Triangle Series Second Leg at Lac du Der 3rd-5th June – Social Report
I cannot tell a lie. The organisers advertised free alcohol and fifteen races and, if truth be known, we should have believed the forecast and left the boats at home. That would have left more time for the free, cold Champagne. The weather hit a Caribbean like 30 degrees on all three days and the free cold champagne was well received. However the ferry fare had been paid so with a knotted handkerchief to keep the sun off the bald bits and socks to protect the delicate British feet from sandal sunburn we set off to Lac du Der. Said handkerchief was much in use as we bade farewell to the white cliffs and headed for foreign fields. Tears, hay fever, seasickness and seagull white stuff were all dried before the square of cotton was donned again for arrival at Calais and the kind greetings of the French gendarmerie and douanes. Did they think we were taking illegal immigrants out of the UK? My cover was taken off and replaced more times than a reusable French parcel.

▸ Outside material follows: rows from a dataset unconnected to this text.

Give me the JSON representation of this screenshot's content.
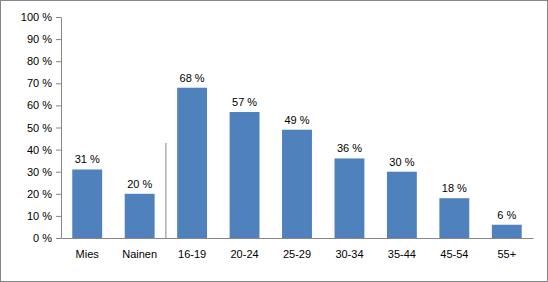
{
  "chart_data": {
    "type": "bar",
    "categories": [
      "Mies",
      "Nainen",
      "16-19",
      "20-24",
      "25-29",
      "30-34",
      "35-44",
      "45-54",
      "55+"
    ],
    "values": [
      31,
      20,
      68,
      57,
      49,
      36,
      30,
      18,
      6
    ],
    "value_labels": [
      "31 %",
      "20 %",
      "68 %",
      "57 %",
      "49 %",
      "36 %",
      "30 %",
      "18 %",
      "6 %"
    ],
    "color": "#4f81bd",
    "ylim": [
      0,
      100
    ],
    "yticks": [
      {
        "value": 0,
        "label": "0 %"
      },
      {
        "value": 10,
        "label": "10 %"
      },
      {
        "value": 20,
        "label": "20 %"
      },
      {
        "value": 30,
        "label": "30 %"
      },
      {
        "value": 40,
        "label": "40 %"
      },
      {
        "value": 50,
        "label": "50 %"
      },
      {
        "value": 60,
        "label": "60 %"
      },
      {
        "value": 70,
        "label": "70 %"
      },
      {
        "value": 80,
        "label": "80 %"
      },
      {
        "value": 90,
        "label": "90 %"
      },
      {
        "value": 100,
        "label": "100 %"
      }
    ],
    "grid": false,
    "data_labels": true
  }
}
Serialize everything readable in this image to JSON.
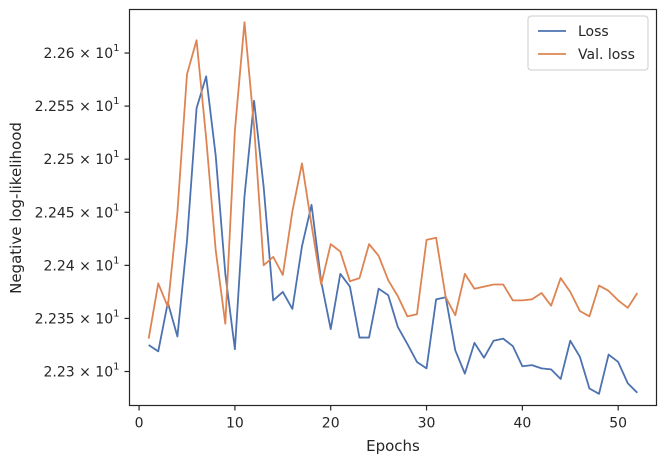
{
  "chart_data": {
    "type": "line",
    "xlabel": "Epochs",
    "ylabel": "Negative log-likelihood",
    "xlim": [
      -1,
      54
    ],
    "ylim": [
      22.268,
      22.641
    ],
    "xticks": [
      0,
      10,
      20,
      30,
      40,
      50
    ],
    "xtick_labels": [
      "0",
      "10",
      "20",
      "30",
      "40",
      "50"
    ],
    "yticks": [
      22.3,
      22.35,
      22.4,
      22.45,
      22.5,
      22.55,
      22.6
    ],
    "ytick_labels": [
      {
        "mantissa": "2.23",
        "base": "10",
        "exp": "1"
      },
      {
        "mantissa": "2.235",
        "base": "10",
        "exp": "1"
      },
      {
        "mantissa": "2.24",
        "base": "10",
        "exp": "1"
      },
      {
        "mantissa": "2.245",
        "base": "10",
        "exp": "1"
      },
      {
        "mantissa": "2.25",
        "base": "10",
        "exp": "1"
      },
      {
        "mantissa": "2.255",
        "base": "10",
        "exp": "1"
      },
      {
        "mantissa": "2.26",
        "base": "10",
        "exp": "1"
      }
    ],
    "times_symbol": "×",
    "legend_position": "top-right",
    "grid": false,
    "x": [
      1,
      2,
      3,
      4,
      5,
      6,
      7,
      8,
      9,
      10,
      11,
      12,
      13,
      14,
      15,
      16,
      17,
      18,
      19,
      20,
      21,
      22,
      23,
      24,
      25,
      26,
      27,
      28,
      29,
      30,
      31,
      32,
      33,
      34,
      35,
      36,
      37,
      38,
      39,
      40,
      41,
      42,
      43,
      44,
      45,
      46,
      47,
      48,
      49,
      50,
      51,
      52
    ],
    "series": [
      {
        "name": "Loss",
        "color": "#4c72b0",
        "values": [
          22.325,
          22.319,
          22.365,
          22.333,
          22.423,
          22.548,
          22.578,
          22.503,
          22.392,
          22.321,
          22.465,
          22.555,
          22.474,
          22.367,
          22.375,
          22.359,
          22.418,
          22.457,
          22.385,
          22.34,
          22.392,
          22.38,
          22.332,
          22.332,
          22.378,
          22.372,
          22.342,
          22.326,
          22.309,
          22.303,
          22.368,
          22.37,
          22.32,
          22.298,
          22.327,
          22.313,
          22.329,
          22.331,
          22.324,
          22.305,
          22.306,
          22.303,
          22.302,
          22.293,
          22.329,
          22.314,
          22.284,
          22.279,
          22.316,
          22.309,
          22.289,
          22.28
        ]
      },
      {
        "name": "Val. loss",
        "color": "#dd8452",
        "values": [
          22.331,
          22.383,
          22.361,
          22.45,
          22.58,
          22.612,
          22.52,
          22.414,
          22.345,
          22.527,
          22.629,
          22.531,
          22.4,
          22.408,
          22.391,
          22.451,
          22.496,
          22.438,
          22.382,
          22.42,
          22.413,
          22.385,
          22.388,
          22.42,
          22.409,
          22.386,
          22.371,
          22.352,
          22.354,
          22.424,
          22.426,
          22.37,
          22.353,
          22.392,
          22.378,
          22.38,
          22.382,
          22.382,
          22.367,
          22.367,
          22.368,
          22.374,
          22.362,
          22.388,
          22.375,
          22.357,
          22.352,
          22.381,
          22.376,
          22.367,
          22.36,
          22.374
        ]
      }
    ]
  }
}
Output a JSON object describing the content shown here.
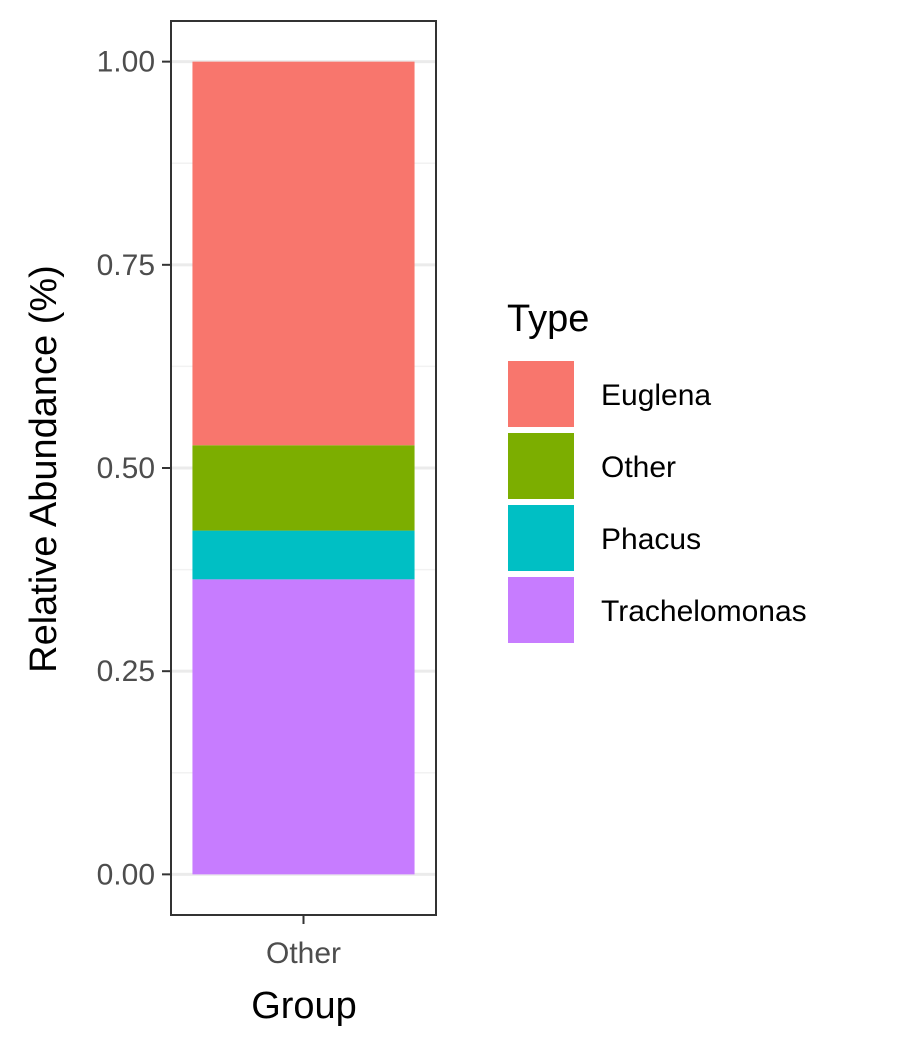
{
  "chart_data": {
    "type": "bar",
    "stacked": true,
    "categories": [
      "Other"
    ],
    "series": [
      {
        "name": "Trachelomonas",
        "values": [
          0.363
        ],
        "color": "#C77CFF"
      },
      {
        "name": "Phacus",
        "values": [
          0.06
        ],
        "color": "#00BFC4"
      },
      {
        "name": "Other",
        "values": [
          0.105
        ],
        "color": "#7CAE00"
      },
      {
        "name": "Euglena",
        "values": [
          0.472
        ],
        "color": "#F8766D"
      }
    ],
    "xlabel": "Group",
    "ylabel": "Relative Abundance (%)",
    "ylim": [
      -0.05,
      1.05
    ],
    "yticks": [
      "0.00",
      "0.25",
      "0.50",
      "0.75",
      "1.00"
    ],
    "ytick_values": [
      0,
      0.25,
      0.5,
      0.75,
      1.0
    ],
    "grid": true,
    "legend": {
      "title": "Type",
      "position": "right",
      "items": [
        "Euglena",
        "Other",
        "Phacus",
        "Trachelomonas"
      ]
    }
  }
}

For those of my readers who understand French geography the lake in question lies firmly in the Champagne region and our hosts fully lived up to their offer of free alcohol. The Champagne was cold and free. One room of the sailing centre was fully equipped with all items needed to get drunk very quickly. My champagne flute that was used to convey the cold, free champagne to my mouth was swiftly discarded for a much larger container. Our accommodation was faultless and even boasted rotary exercise equipment for a small consideration. Breakfast was, as you would expect, very French with croissants, Pain au chocolat, whisky marmalade and cold, free champagne which could be had with or without orange juice. The village of Giffaument Champeaubert is not known as the Las Vegas of the region for no reason and the local casino was discretely placed directly in line between the accommodation and the sailing venue and this was where the only ATM for twenty five kilometers was to be found. Of course we didn’t need the ATM as all the cold champagne was free.
The sailing competition initially came in the form of wads of Euros that was used by the jolly foreigners to purchase boats and sails to such an extent that a check had to be made to ensure we had enough kit left to sail in the regatta. The British contingent decided that the evening dining experiences should not be shared with those having questionable eating habits so we sipped our cold, free champagne as a group before demolishing sides of beef, chips, salads, Scallops St. Pierre, burgers, Lamb steaks and a few French Fries before more cold, free champagne to wash down the Crème Brulee.
I can’t remember much about the sailing. It was great to see some old friends and make new ones who all helped us enjoy the free, cold Champagne. Much better than that old beer and rum in Barbados.
Outstanding report, certainly a great time was had.